Par Aziz Boucetta
Nouveau coup de chaud entre Alger et Rabat, très chaud cette fois ! Sitôt nommé à la tête de la diplomatie algérienne, Ramtane Laamamra a dégainé et repris son antienne favorite sur le « peuple sahraoui », sa « libération », son « droit à l’autodétermination », etc… L’ambassadeur marocain Omar Hilale à l’ONU, en réponse, détricote l’argumentaire de l’Algérien, puis monte d’un cran, évoquant le cas de la Kabylie. A Alger, tous les voyants rouges s’allument et le sang bouillonne…
Il semblerait que le très (trop ?) énergique Omar Hilale ait touché un point faible en Algérie, la Kabylie. En titillant Ramtane Laamamra sur cette question, le Marocain a sans doute forcé la dose, mais son raisonnement reste dans sa logique. Alger soutient le droit des peuples à l’autodétermination, soit… mais alors, explique M. Hilale, pour tous les peuples du coin, sans exclusive, Kabyles compris.
A l’instant même de l’annonce du retour de Ramtane Laamamra à la tête du ministère des Affaires étrangères, on pouvait s’attendre à un puissant clash entre lui et son homologue marocain Nasser Bourita ; les deux hommes sont des « durs » et sont connus pour cela, et leurs « retrouvailles » ruinent définitivement tout espoir de rapprochement entre les deux Etats, déjà très hypothétique. Mais, pour autant c’est la première fois que la position marocaine est aussi clairement et officiellement affichée à l’égard des Kabyles. Mais après tout, cette position est logique : « Amis et faux-frères Algériens, vous soutenez le Polisario ? Fort bien, et la Kabylie, qu’en faites-vous à part massacrer ses habitants, en silence ? ». Simple question marocaine, branle-bas de combat à Alger.
Il fallait s’y attendre et le prévoir. Cette fois, le gouvernement algérien pourra mobiliser sa population, lui expliquant que le Maroc en veut et s’en prend à son intégrité territoriale. On peut même dire que la sortie de M. Hilale est un précieux cadeau pour les généraux d’Alger, dans leur fol espoir de créer enfin une symbiose nationale, un rassemblement autour de fondamentaux nationaux, après 30 mois de hirak et de juste contestation de leur fausse légitimité.

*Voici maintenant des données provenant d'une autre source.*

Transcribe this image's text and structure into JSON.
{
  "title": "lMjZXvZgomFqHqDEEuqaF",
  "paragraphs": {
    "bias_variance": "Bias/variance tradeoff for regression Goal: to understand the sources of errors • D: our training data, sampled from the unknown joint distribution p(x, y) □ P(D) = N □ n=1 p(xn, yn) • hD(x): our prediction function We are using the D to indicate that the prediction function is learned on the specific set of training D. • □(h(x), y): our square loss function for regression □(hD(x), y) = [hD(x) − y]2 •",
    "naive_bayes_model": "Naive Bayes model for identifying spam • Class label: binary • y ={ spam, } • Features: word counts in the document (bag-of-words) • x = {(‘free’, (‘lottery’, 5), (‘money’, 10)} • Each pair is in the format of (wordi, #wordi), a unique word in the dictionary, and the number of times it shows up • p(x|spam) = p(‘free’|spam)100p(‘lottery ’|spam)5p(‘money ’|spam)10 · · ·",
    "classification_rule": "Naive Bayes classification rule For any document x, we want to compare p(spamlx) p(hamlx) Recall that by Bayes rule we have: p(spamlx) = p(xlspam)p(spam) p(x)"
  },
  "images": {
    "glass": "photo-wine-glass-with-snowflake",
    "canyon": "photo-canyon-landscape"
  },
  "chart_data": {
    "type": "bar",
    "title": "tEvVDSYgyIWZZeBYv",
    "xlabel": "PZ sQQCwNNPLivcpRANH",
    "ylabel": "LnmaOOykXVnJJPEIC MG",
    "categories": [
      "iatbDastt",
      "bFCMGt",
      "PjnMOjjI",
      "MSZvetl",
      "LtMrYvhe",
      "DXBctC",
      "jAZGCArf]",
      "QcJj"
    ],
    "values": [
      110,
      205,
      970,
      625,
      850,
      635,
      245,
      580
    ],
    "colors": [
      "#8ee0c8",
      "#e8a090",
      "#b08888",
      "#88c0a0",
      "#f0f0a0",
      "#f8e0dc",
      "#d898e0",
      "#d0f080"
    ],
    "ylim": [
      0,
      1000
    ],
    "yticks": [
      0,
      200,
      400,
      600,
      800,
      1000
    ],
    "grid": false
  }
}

L’opinion publique marocaine, pour sa part, constate que son pays est plus insulaire que jamais, sans ambassadeur à Madrid et à Berlin, avec une représentation hachurée à Paris, gérant une indélicate ingérence américaine, manipulant avec précaution les Chinois, guettant les Russes auxquels les Algériens ouvrent leurs cœurs et leurs bases navales… Et voilà qu’Alger rappelle son ambassadeur à Rabat qui ne semble pas vouloir répondre à l’injonction algérienne demandant une clarification de la position marocaine sur la Kabylie, arbitrairement rattachée jadis par la France à l'Algérie.
Les Marocains ont montré leur enthousiasme et très patriote adhésion à la stratégie diplomatique de leur gouvernement (et plus haut encore), boycottant l’Espagne et doutant de l’Allemagne, soutenant la reprise avec Israël et la bascule anglosaxonne qui s’opère et s’accélère. Aujourd’hui, ils ont plus que jamais besoin de comprendre les enjeux et d’apprendre de la bouche de leurs dirigeants ce qui se prépare car, nous voulons le penser et y croire, la saillie d’Omar Hilale n’est pas un simple coup de sang mais une stratégie méticuleusement pensée et soigneusement lancée.
Et si c’est une stratégie, des arguments doivent exister, et une partie d’entre eux (une partie seulement) doit être exposée, expliquée à une population qui ne demande qu’à être impliquée pour y adhérer. La question kabyle est importante, évoque l’Histoire et convoque la France, maîtresse de la genèse de cette Histoire et éventuellement, si elle veut, si elle comprend son implication et même désormais son exposition, grande-prêtresse d’un nécessaire rapprochement maghrébin.
Cela étant, la carte sécessionniste est toujours périlleuse entre les mains d’un Etat qui, pour la brandir, doit encore une fois mobiliser son opinion et la convaincre. Et pour mobiliser son opinion, il doit lui parler, lui expliquer, l’attirer à lui.
Le Maroc doit le faire parce que l’Algérie ne le fait ni ne le fera. Rabat a un avantage moral, qui pourrait être de courte durée si l’effort de communication n’est pas sérieusement entrepris et inscrit dans le temps.